Evaluation of three DNA extraction methods from fungal cultures

Abstract

Polymerase chain reaction (PCR) based assays have been developed to amplify DNA of fungal pathogens as culture-based detection methods show low sensitivity. In order to perform a sensitive, specific, and reliable PCR based assay, the availability of pure DNA as well as an easy-to-perform DNA extraction protocol is essential. The existing protocols for DNA extraction used for bacteria or viruses show poor release of fungal DNA. In this study, we evaluated three different methods of DNA extraction and compared their efficacy in the extraction of DNA from filamentous fungi, yeasts, and dermatophytes commonly isolated in our laboratory. It was found that the Fungi/Yeast Genomic DNA Isolation Kit (Norgen Biotek Corp, Ontario, Canada) demonstrated satisfactory extraction of DNA from all the fungi analyzed as compared to that of the Qiamp DNA extraction kit (Qiagen GmbH, Dusseldorf, Germany) or the Phenol Chloroform Isoamyl alcohol extraction method which failed to extract amplifiable DNA from many of the fungal species. Thus, we recommend the use of Fungi/Yeast Genomic DNA Isolation Kit (Norgen) with modifications for the extraction of DNA from fungal cultures.

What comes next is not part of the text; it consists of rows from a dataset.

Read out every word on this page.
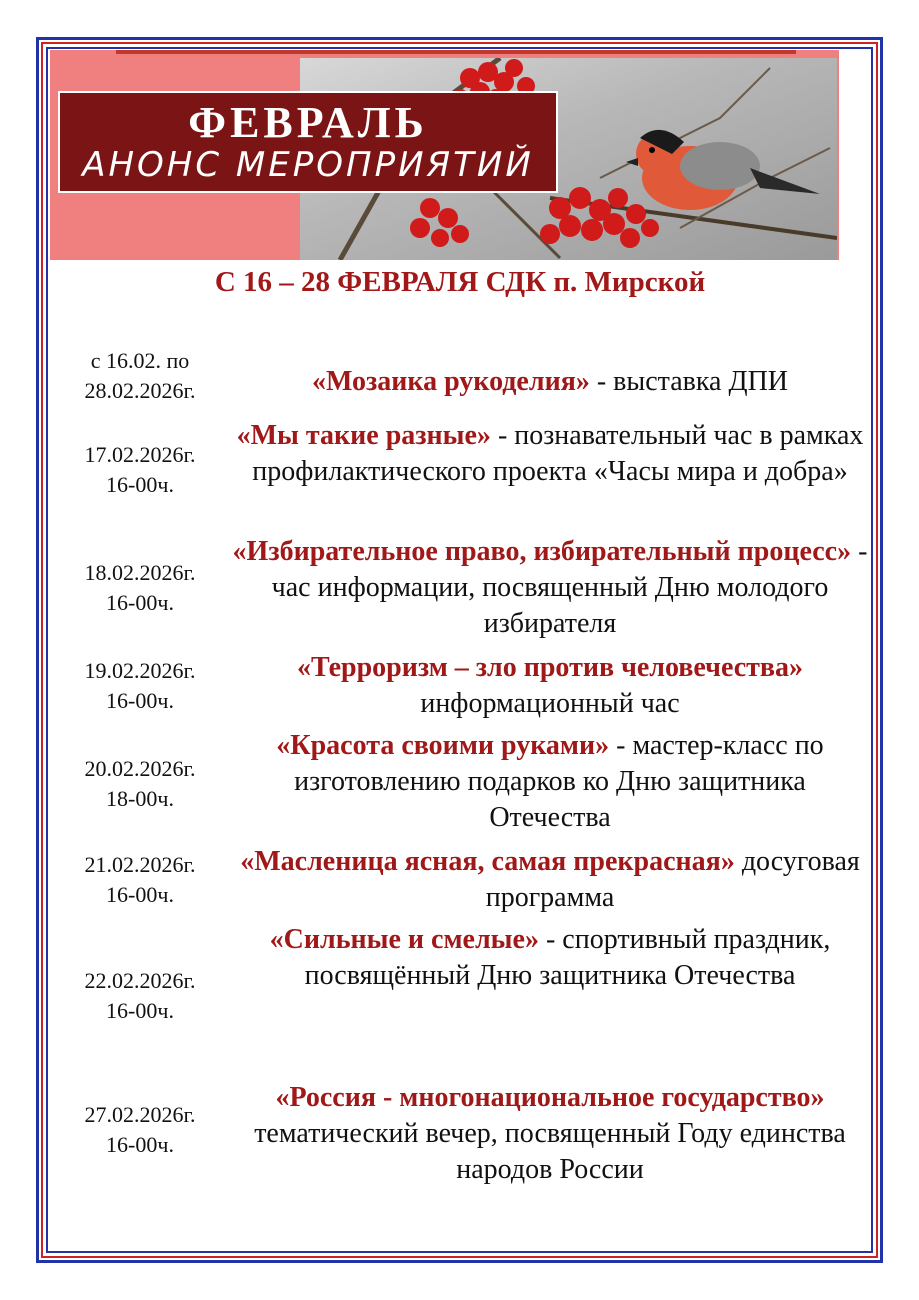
ФЕВРАЛЬ
АНОНС МЕРОПРИЯТИЙ
С 16 – 28 ФЕВРАЛЯ СДК п. Мирской
с 16.02. по
28.02.2026г.	«Мозаика рукоделия» - выставка ДПИ
17.02.2026г.
16-00ч.
«Мы такие разные» - познавательный час в рамках профилактического проекта «Часы мира и добра»
18.02.2026г.
16-00ч.
«Избирательное право, избирательный процесс» - час информации, посвященный Дню молодого избирателя
19.02.2026г.
16-00ч.
«Терроризм – зло против человечества» информационный час
20.02.2026г.
18-00ч.
«Красота своими руками» - мастер-класс по изготовлению подарков ко Дню защитника Отечества
21.02.2026г.
16-00ч.
«Масленица ясная, самая прекрасная» досуговая программа
22.02.2026г.
16-00ч.
«Сильные и смелые» - спортивный праздник, посвящённый Дню защитника Отечества
27.02.2026г.
16-00ч.
«Россия - многонациональное государство» тематический вечер, посвященный Году единства народов России
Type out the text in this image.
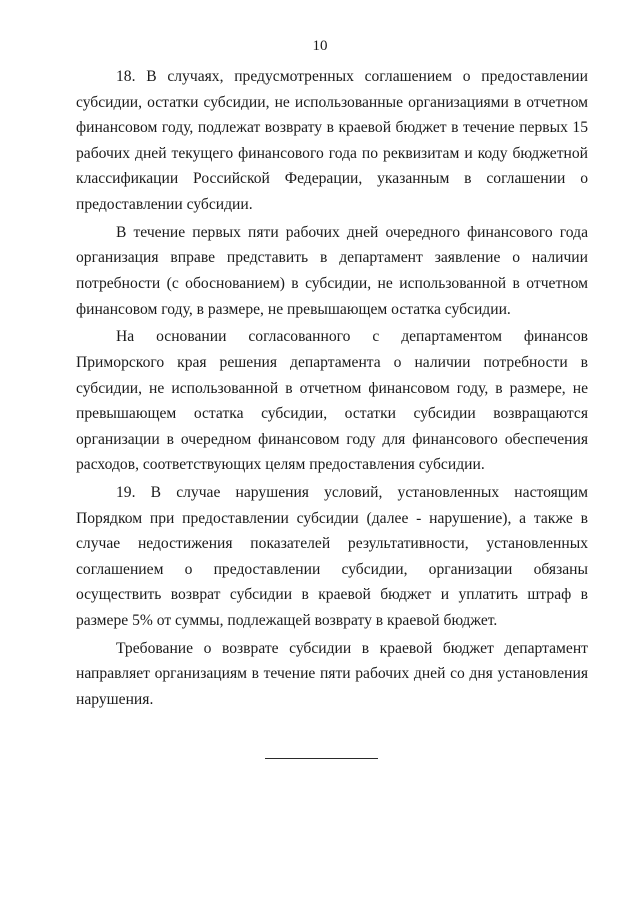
10

18. В случаях, предусмотренных соглашением о предоставлении субсидии, остатки субсидии, не использованные организациями в отчетном финансовом году, подлежат возврату в краевой бюджет в течение первых 15 рабочих дней текущего финансового года по реквизитам и коду бюджетной классификации Российской Федерации, указанным в соглашении о предоставлении субсидии.

В течение первых пяти рабочих дней очередного финансового года организация вправе представить в департамент заявление о наличии потребности (с обоснованием) в субсидии, не использованной в отчетном финансовом году, в размере, не превышающем остатка субсидии.

На основании согласованного с департаментом финансов Приморского края решения департамента о наличии потребности в субсидии, не использованной в отчетном финансовом году, в размере, не превышающем остатка субсидии, остатки субсидии возвращаются организации в очередном финансовом году для финансового обеспечения расходов, соответствующих целям предоставления субсидии.

19. В случае нарушения условий, установленных настоящим Порядком при предоставлении субсидии (далее - нарушение), а также в случае недостижения показателей результативности, установленных соглашением о предоставлении субсидии, организации обязаны осуществить возврат субсидии в краевой бюджет и уплатить штраф в размере 5% от суммы, подлежащей возврату в краевой бюджет.

Требование о возврате субсидии в краевой бюджет департамент направляет организациям в течение пяти рабочих дней со дня установления нарушения.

Keywords: DNA extraction methods; Fungi; Polymerase chain reaction.

Fig. 1

Gel electrophoresis of amplicons generated from DNA extracted by: (Panel 1a and 1b) Fungi/Yeast Genomic DNA Isolation Kit (Norgen). (Panel 2) Qiagen DNA mini kit (QIAamp, Qiagen). (Panel 3) Phenol chloroform iso-amyl alcohol method. C.alb – Candida albicans, C.trop – Candida tropicalis, C.neo – Cryptococcus neoformans; T.asa – Trichosporon asahii, Pen – Penicillium spp., Fus – Fusarium spp., Epid – Epidermophyton mentagrophytes, M.gyp – Microsporum gypseum, A.fum – Aspergillus fumigatus, Rhizopus – Rhizopus spp., Fusariium – Fusarium spp., M.gyp – Microsporum gypseum, E.mento – Epidermophyton mentagrophytes, Penicillium – Penicillium spp., NC – negative control, MM – 100 bp molecular marker (500 bp is marked).